Author: Klair McGlynn


Shawmont Elementary School

Year: 2011

Seminar: Children's Literature

Grade Level: Kindergarten

Keywords: Caldecott, illustrations, vocabulary

School Subject(s): English, Language Arts

The objective of the curriculum unit, A Picture’s Worth a Thousand Words: Exploring Illustrations in Caldecott Award books to Increase Vocabulary Acquisition, is to examine how the award winning illustrations capture the emotional appeal and responses of both young and old viewers and to provide a plethora of learning opportunities to build vocabulary in a kindergarten classroom.  It will provide an introduction to Children’s Literature through picture books and their illustrations with implications for educators to utilize illustrations to teach new words. After presenting a brief history and criteria for selection of this prestigious distinction, this unit will focus on the merits of using the Caldecott Award books to teach vocabulary development. Educators should recognize the elements of Caldecott books that appeal to children, which include their illustrations, characters, and genres. These books can be used to enhance student learning in a variety of ways.  The books can be readily integrated with different subjects, related to important character principles, and used as a source of inspiration. Understanding the appeal and potential uses of Caldecott books can help teachers to value these books as vital resources for their classrooms.

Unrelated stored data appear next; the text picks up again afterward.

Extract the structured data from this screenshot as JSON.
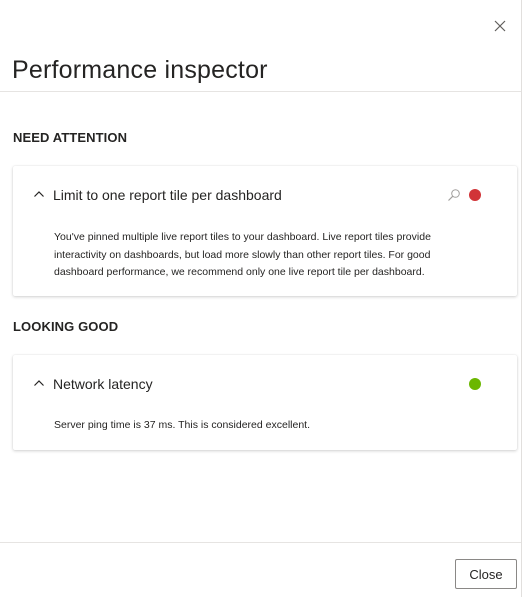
{
  "dialog": {
    "title": "Performance inspector",
    "close_icon": "close-icon",
    "close_button_label": "Close"
  },
  "sections": {
    "need_attention": {
      "heading": "NEED ATTENTION",
      "card": {
        "title": "Limit to one report tile per dashboard",
        "description": "You've pinned multiple live report tiles to your dashboard. Live report tiles provide interactivity on dashboards, but load more slowly than other report tiles. For good dashboard performance, we recommend only one live report tile per dashboard.",
        "chevron_icon": "chevron-up-icon",
        "action_icon": "search-icon",
        "status_color": "#d13438"
      }
    },
    "looking_good": {
      "heading": "LOOKING GOOD",
      "card": {
        "title": "Network latency",
        "description": "Server ping time is 37 ms. This is considered excellent.",
        "chevron_icon": "chevron-up-icon",
        "status_color": "#6bb700"
      }
    }
  }
}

This unit is intended for kindergarten students in a self-contained classroom. It should be completed after the second marking period when students have developed basic concepts of print and can engage in and experiment in reading and writing. Lessons will feature selections of Caldecott Award picture books in multiple genres in order to analyze the sequence of the illustrations using vocabulary that illustrators, publishers, and designers of picture books use.  Activities will consist of familiarizing the students with the Caldecott medal, reviewing the criteria for selection of this award, discussing the various media in picture book illustrations, comparing illustrators, and creating individual picture books. The culminating event will be a Book Award Ceremony equipped with podium, microphone, presenters, and of course, medals for favorite Caldecott Award Books.